A questo punto la situazione si rovescia e quindi la CTR indica con chiarezza che si applica il principio per cui “… per recuperare l’imposta di rivalsa indebitamente versata, l’operatore avente il diritto a detrazione dovrà avanzare richiesta di restituzione all’operatore che ha emesso una fattura erronea, conformemente al diritto nazionale …”.
In questa visione “punitiva” del giudice di merito si inserisce anche la Corte di Cassazione (con la decisione recente di Novembre 2022) affermando in modo netto che “… In caso di operazione erroneamente assoggettata ad IVA (nella specie ad un’aliquota eccedente quella applicabile) non è ammessa la detrazione dell’imposta pagata e fatturata atteso che, ai sensi dell’art. 19, del d.P.R. 26 ottobre 1972, n. 633, e in conformità dell’art. 17 della direttiva del Consiglio CEE del 15 maggio 1977, n. 77/388/CEE, e degli artt. 167 e 63 della successiva direttiva del Consiglio del 28 novembre 2006 n. 2006/112/CE (come interpretati dalla giurisprudenza della Corte di giustizia), l’esercizio del relativo diritto presuppone l’effettiva realizzazione di un’operazione assoggettabile a tale imposta nella misura dovuta …”.

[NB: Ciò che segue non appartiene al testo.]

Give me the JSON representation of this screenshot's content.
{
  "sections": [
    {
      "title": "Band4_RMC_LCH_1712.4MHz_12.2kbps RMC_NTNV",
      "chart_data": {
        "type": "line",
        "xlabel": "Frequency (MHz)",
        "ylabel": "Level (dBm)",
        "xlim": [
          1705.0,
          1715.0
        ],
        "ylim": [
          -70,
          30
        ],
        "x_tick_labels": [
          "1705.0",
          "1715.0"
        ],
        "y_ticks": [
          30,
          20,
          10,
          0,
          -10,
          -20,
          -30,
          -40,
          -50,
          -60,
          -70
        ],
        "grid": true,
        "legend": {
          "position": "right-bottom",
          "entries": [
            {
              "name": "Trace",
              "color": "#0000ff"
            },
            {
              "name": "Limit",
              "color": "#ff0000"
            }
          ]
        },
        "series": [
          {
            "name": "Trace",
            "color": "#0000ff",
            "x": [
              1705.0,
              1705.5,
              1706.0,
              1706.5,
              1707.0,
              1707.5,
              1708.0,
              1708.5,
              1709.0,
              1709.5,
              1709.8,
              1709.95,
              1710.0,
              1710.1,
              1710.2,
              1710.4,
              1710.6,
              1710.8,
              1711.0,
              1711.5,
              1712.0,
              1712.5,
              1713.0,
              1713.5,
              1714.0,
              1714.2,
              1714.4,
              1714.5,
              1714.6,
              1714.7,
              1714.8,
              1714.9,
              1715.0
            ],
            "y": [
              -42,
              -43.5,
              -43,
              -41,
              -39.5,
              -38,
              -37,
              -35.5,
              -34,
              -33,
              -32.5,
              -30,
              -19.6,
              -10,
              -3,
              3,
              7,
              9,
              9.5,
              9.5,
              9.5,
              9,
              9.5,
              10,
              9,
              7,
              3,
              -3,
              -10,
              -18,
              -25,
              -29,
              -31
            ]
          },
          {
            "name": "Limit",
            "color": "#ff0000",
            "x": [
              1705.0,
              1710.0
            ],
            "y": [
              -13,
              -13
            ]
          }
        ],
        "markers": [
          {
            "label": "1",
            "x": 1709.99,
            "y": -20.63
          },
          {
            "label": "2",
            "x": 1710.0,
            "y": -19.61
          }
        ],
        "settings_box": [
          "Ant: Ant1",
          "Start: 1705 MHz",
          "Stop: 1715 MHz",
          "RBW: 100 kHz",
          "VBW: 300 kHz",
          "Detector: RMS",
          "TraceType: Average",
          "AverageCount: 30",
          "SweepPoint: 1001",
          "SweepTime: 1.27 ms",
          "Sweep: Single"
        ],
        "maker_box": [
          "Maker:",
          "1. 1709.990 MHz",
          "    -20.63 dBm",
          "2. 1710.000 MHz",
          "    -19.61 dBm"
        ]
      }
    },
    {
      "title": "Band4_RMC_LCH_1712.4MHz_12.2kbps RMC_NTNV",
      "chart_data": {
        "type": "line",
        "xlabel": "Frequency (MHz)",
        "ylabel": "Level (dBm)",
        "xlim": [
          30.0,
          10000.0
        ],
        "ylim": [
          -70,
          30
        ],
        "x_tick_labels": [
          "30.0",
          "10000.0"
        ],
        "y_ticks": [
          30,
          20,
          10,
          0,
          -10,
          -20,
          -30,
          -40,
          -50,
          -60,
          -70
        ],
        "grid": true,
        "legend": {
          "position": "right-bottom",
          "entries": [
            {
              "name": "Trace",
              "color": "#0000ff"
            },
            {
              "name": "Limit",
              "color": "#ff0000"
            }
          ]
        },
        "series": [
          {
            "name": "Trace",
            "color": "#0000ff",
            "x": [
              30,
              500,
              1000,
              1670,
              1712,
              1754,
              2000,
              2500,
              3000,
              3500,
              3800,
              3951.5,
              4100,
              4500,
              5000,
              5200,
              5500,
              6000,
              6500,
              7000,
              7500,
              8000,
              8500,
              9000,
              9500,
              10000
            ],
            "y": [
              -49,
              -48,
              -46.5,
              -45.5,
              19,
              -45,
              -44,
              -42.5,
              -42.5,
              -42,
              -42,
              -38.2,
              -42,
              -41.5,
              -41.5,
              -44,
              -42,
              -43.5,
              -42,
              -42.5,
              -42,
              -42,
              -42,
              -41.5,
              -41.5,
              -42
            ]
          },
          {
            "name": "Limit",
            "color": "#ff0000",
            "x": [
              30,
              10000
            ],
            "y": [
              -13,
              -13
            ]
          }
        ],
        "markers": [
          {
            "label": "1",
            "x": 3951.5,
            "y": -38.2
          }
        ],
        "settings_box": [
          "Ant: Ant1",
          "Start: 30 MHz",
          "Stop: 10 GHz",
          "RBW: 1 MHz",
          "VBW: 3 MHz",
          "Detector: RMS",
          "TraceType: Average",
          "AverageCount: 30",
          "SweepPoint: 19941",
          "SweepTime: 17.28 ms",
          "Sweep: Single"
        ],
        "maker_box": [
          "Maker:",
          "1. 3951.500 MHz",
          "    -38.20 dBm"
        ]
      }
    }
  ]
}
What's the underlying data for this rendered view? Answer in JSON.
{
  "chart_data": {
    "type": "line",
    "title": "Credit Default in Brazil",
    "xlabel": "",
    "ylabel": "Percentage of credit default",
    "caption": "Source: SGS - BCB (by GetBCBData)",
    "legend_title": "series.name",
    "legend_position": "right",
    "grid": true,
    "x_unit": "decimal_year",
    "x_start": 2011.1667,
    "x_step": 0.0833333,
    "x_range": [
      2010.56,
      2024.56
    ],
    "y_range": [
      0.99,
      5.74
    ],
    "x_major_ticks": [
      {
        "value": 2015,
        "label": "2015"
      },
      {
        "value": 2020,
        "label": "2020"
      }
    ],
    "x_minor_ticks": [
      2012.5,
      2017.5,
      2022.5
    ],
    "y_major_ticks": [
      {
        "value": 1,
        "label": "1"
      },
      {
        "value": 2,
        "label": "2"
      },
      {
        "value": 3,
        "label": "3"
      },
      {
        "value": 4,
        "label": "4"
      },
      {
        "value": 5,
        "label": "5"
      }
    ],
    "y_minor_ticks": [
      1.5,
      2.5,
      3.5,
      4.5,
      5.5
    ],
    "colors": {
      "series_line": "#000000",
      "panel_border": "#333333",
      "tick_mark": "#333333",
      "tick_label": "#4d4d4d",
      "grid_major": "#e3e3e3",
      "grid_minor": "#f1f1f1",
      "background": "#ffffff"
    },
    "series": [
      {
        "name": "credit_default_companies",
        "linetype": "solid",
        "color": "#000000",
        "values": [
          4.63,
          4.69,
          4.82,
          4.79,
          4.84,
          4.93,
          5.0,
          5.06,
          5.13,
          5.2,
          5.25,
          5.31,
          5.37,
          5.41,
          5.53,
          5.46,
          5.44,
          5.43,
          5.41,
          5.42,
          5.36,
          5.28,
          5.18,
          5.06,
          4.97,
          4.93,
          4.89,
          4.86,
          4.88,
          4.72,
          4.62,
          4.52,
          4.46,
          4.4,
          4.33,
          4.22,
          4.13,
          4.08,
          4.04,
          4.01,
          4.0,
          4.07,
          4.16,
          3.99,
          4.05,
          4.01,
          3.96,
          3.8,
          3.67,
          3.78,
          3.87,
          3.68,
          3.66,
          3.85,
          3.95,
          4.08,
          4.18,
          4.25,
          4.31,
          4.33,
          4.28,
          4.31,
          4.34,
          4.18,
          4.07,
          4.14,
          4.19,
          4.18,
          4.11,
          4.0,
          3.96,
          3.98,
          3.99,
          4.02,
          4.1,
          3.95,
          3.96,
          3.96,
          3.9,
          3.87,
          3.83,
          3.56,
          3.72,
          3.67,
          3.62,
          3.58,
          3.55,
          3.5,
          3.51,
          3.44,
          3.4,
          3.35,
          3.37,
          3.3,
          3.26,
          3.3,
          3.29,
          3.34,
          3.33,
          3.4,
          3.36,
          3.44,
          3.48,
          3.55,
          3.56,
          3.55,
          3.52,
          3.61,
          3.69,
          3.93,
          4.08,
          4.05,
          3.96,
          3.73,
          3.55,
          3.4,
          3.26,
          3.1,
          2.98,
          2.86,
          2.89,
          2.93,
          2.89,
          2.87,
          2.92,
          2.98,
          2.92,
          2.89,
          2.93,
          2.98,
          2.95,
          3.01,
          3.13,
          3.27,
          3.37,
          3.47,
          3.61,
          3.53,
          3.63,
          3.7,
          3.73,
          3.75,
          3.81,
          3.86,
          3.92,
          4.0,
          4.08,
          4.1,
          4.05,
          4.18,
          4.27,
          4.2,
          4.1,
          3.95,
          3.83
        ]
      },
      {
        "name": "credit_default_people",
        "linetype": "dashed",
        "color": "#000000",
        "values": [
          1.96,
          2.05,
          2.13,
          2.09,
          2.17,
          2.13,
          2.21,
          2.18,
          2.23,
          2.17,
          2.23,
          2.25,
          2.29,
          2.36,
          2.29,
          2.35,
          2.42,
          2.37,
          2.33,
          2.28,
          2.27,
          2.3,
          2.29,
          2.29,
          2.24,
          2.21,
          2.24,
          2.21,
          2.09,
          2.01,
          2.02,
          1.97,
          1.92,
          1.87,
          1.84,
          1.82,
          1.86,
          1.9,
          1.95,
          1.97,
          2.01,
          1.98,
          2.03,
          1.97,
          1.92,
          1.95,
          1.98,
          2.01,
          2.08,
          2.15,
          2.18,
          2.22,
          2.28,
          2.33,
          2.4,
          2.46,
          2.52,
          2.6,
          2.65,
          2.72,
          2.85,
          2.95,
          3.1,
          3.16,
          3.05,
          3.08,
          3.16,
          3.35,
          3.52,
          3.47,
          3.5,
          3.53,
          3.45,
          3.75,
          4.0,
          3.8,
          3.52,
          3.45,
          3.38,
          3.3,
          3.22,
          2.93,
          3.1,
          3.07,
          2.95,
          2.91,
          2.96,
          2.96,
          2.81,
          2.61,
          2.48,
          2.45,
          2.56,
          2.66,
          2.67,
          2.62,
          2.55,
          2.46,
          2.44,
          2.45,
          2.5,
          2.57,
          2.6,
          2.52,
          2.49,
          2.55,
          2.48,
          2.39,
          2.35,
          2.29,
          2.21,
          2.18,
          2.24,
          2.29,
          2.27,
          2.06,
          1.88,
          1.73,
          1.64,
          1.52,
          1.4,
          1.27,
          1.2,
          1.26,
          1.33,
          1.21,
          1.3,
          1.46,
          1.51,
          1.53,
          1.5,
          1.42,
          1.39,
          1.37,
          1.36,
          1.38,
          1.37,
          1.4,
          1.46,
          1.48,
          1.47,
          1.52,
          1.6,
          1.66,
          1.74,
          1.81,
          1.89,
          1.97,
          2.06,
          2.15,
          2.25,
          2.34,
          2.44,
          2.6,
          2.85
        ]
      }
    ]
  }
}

Da questa considerazione giuridica e preliminare dice la Corte “… ne discende che, ove l’operazione sia stata erroneamente assoggettata all’IVA, per la misura non dovuta sono privi di fondamento: (i) il pagamento dell’imposta da parte del cedente (il quale ha diritto di chiedere all’Amministrazione il rimborso di quanto versato in eccesso); (ii) la rivalsa effettuata dal cedente nei confronti del cessionario (il quale ha diritto di chiedere al cedente la restituzione dell’IVA in via di rivalsa, nella parte erroneamente versata); (iii) la detrazione operata dal cessionario nella sua dichiarazione IVA, con conseguente potere-dovere dell’Amministrazione di escludere la detrazione dell’imposta così pagata in rivalsa …”.
Conclusioni
La tesi espressa in queste due decisioni (CTR e Cassazione) mi pare soggetta a forti critiche (Peirolo uno dei maggiori tecnici IVA, per quanto mi è dato capire, mi pare non concordi) ma, da professionista pratico, devo far notare che di fronte ad un indirizzo giurisprudenziale che appare ormai abbastanza consolidato gli operatori devono fare molta attenzione avuto riguardo al fatto che esiste il forte rischio di una contestazione se il recupero avviene in difformità da quanto indicato.